CairoCarol, you friend might want to explore the ketogenic diet. This diet is prescribed by doctors in children’s hospitals across the US and in other countries for hard-to-control epilepsy. It sounds like a fringe treatment, but it is actually a standard tool in the treatment of epilepsy anymore. I am not suggesting your friend try to administer this herself, because it is not a balanced diet, and children on it need prescription supplements. But if she can make a trip to Colorado to go to a pot dispensary, perhaps she can find a way to get an appointment at a children’s hospital some place that will prescribe the diet.

Sure, I understand the value of controlled trials and the data they provide.
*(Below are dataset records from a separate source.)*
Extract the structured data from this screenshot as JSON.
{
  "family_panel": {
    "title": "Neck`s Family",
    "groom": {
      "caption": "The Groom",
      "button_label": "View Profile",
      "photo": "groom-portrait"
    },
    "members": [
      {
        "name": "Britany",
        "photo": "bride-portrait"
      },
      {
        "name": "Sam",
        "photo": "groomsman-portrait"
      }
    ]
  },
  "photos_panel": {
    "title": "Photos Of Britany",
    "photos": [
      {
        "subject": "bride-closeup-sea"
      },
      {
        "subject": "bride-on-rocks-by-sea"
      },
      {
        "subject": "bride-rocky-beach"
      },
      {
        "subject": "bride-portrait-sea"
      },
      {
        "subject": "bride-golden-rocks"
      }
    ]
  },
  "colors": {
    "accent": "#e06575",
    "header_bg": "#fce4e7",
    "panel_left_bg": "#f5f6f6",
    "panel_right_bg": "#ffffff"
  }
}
However, a couple of points:

  1. There will probably not be many large-scale clinical trials that focus on the whole cannabis plant.

Most, if not all of them, are testing some component (THC, cannabidiol, etc.) The objective being to find some cannabis-based substance that can be patented.
The whole plant cannot be patented. If it cannot be patented, drug companies will not spend the money on trials.

There are already cannabis-derived drugs, for example Marinol. They have not been shown to be as effective as the whole plant.

  1. Clinical trials are most valuable when the substance being tested is potentially harmful.
    Cannabis is non-toxic in humans. You can simply try it. If it helps, fine. If not, no harm.

Umm, something just occurred to me. When I was in high school, a friend of mine who was half-Japanese got really sick when he tried pot for the first time, and at the emergency room, we got told the sometimes people of Asian descent can be allergic to pot.

Now, coming from a SDMB post, that is anecdotal, but it might be worth researching.